Uncertainty in Meta-Analysis: Bridging the Divide Between Ideal and Available Extracted Data
- Author(s): RIZZO VARELA, SHEMRA
- Advisor(s): Weiss, Robert E
- et al.
Meta-analysis in the health sciences combines evidence from multiple studies to derive stronger conclusions about the efficacy of treatments. In the process of data extraction from published papers, it is extremely common for the required data to be ambiguous, incomplete or missing. We consider the case of meta-analysis of odds-ratios with unknown number of events and meta-analysis of mean differences with missing standard errors.
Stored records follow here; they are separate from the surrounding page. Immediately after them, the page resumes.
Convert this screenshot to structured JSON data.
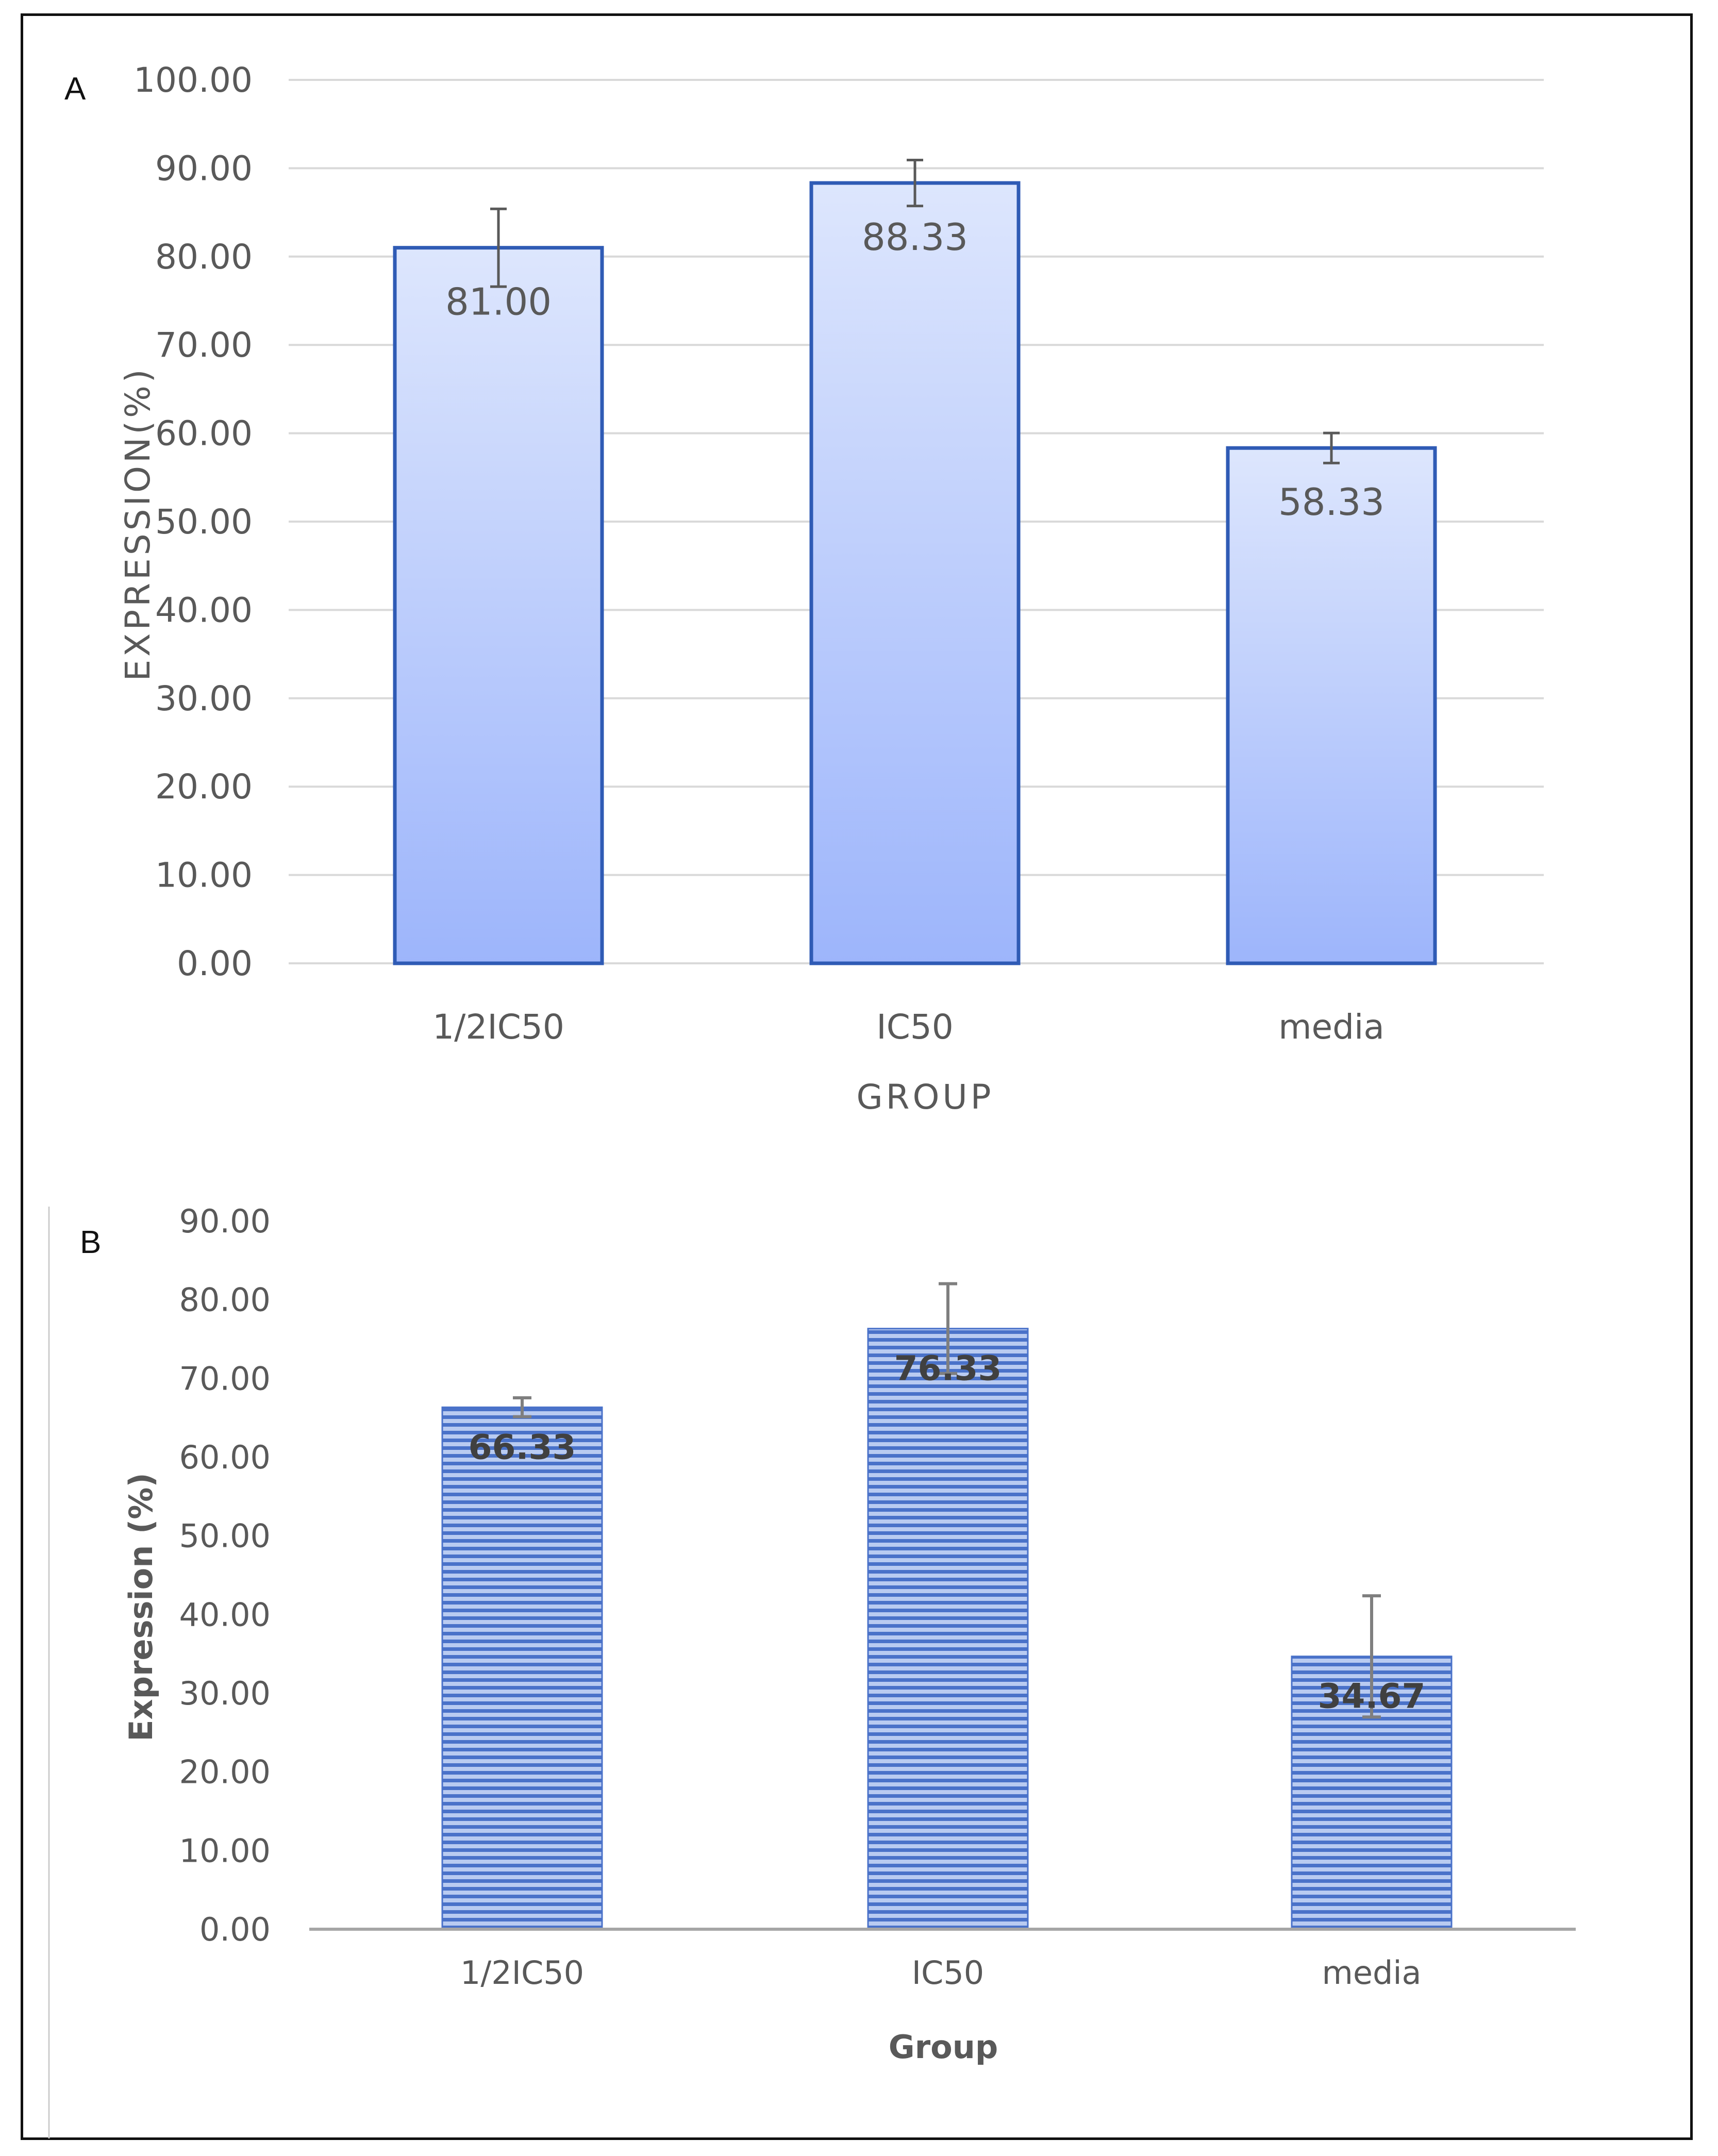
{
  "chart_data": [
    {
      "panel": "A",
      "type": "bar",
      "categories": [
        "1/2IC50",
        "IC50",
        "media"
      ],
      "values": [
        81.0,
        88.33,
        58.33
      ],
      "error": [
        4.4,
        2.6,
        1.7
      ],
      "data_labels": [
        "81.00",
        "88.33",
        "58.33"
      ],
      "xlabel": "GROUP",
      "ylabel": "EXPRESSION(%)",
      "ylim": [
        0,
        100
      ],
      "yticks": [
        "0.00",
        "10.00",
        "20.00",
        "30.00",
        "40.00",
        "50.00",
        "60.00",
        "70.00",
        "80.00",
        "90.00",
        "100.00"
      ],
      "grid": true,
      "colors": {
        "bar_top": "#dde6fd",
        "bar_bottom": "#9db5fb",
        "bar_border": "#2f5bb5",
        "grid": "#d9d9d9",
        "error": "#595959"
      }
    },
    {
      "panel": "B",
      "type": "bar",
      "categories": [
        "1/2IC50",
        "IC50",
        "media"
      ],
      "values": [
        66.33,
        76.33,
        34.67
      ],
      "error": [
        1.2,
        5.7,
        7.7
      ],
      "data_labels": [
        "66.33",
        "76.33",
        "34.67"
      ],
      "xlabel": "Group",
      "ylabel": "Expression (%)",
      "ylim": [
        0,
        90
      ],
      "yticks": [
        "0.00",
        "10.00",
        "20.00",
        "30.00",
        "40.00",
        "50.00",
        "60.00",
        "70.00",
        "80.00",
        "90.00"
      ],
      "grid": false,
      "colors": {
        "stripe_dark": "#4a72c9",
        "stripe_light": "#b9cbf1",
        "axis": "#a6a6a6",
        "error": "#7f7f7f"
      }
    }
  ]
}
Existing approaches consist of computing best-estimates for the missing values then feeding them into the meta-analysis as extracted data without accounting for the uncertainty of the computations. These naive approaches lead to over-certain results and potentially inaccurate conclusions. Meta-analysis of odds-ratios assumes binomially distributed numbers of events in each treatment group and requires extracted number of events, which are often not available due to loss to follow-up. Common practice consists of inferring the probability of survival from measurements of the Kaplan Meier survival plot and then using it to infer the number of deaths. We propose the Uncertain Reading-Estimated Events model to construct each study's contribution to the meta-analysis separately using the data available for extraction. In our meta-analysis comparing CABG and PCI for ULMCA stenosis, accounting for the uncertainty results in increased standard deviations of the log-odds as compared to a naive meta-analysis that assumes ideal extracted data, equivalent to a reduction of the overall sample size of 43\% in our example. Simulations show that meta-analysis based on the observed number of deaths lead to biased estimates while our model does not. Meta-analysis of mean differences requires extracted mean differences and their standard errors (SE). However, missing standard errors are pervasive in publications. An algebraic computation to recover the missing SE utilizes the baseline and follow-up standard deviations, and correlations, which are also typically missing. Traditional approaches, that have not been theoretically derived, replace missing SEs with various single-value imputations. We formally derive the Uncertain Standard Error Bayesian model to accommodate multiple patterns of missingness in the standard deviations. In our meta-analysis comparing home monitoring blood pressure to usual care, accounting for the uncertainty results in larger posterior SEs compared to the traditional approaches.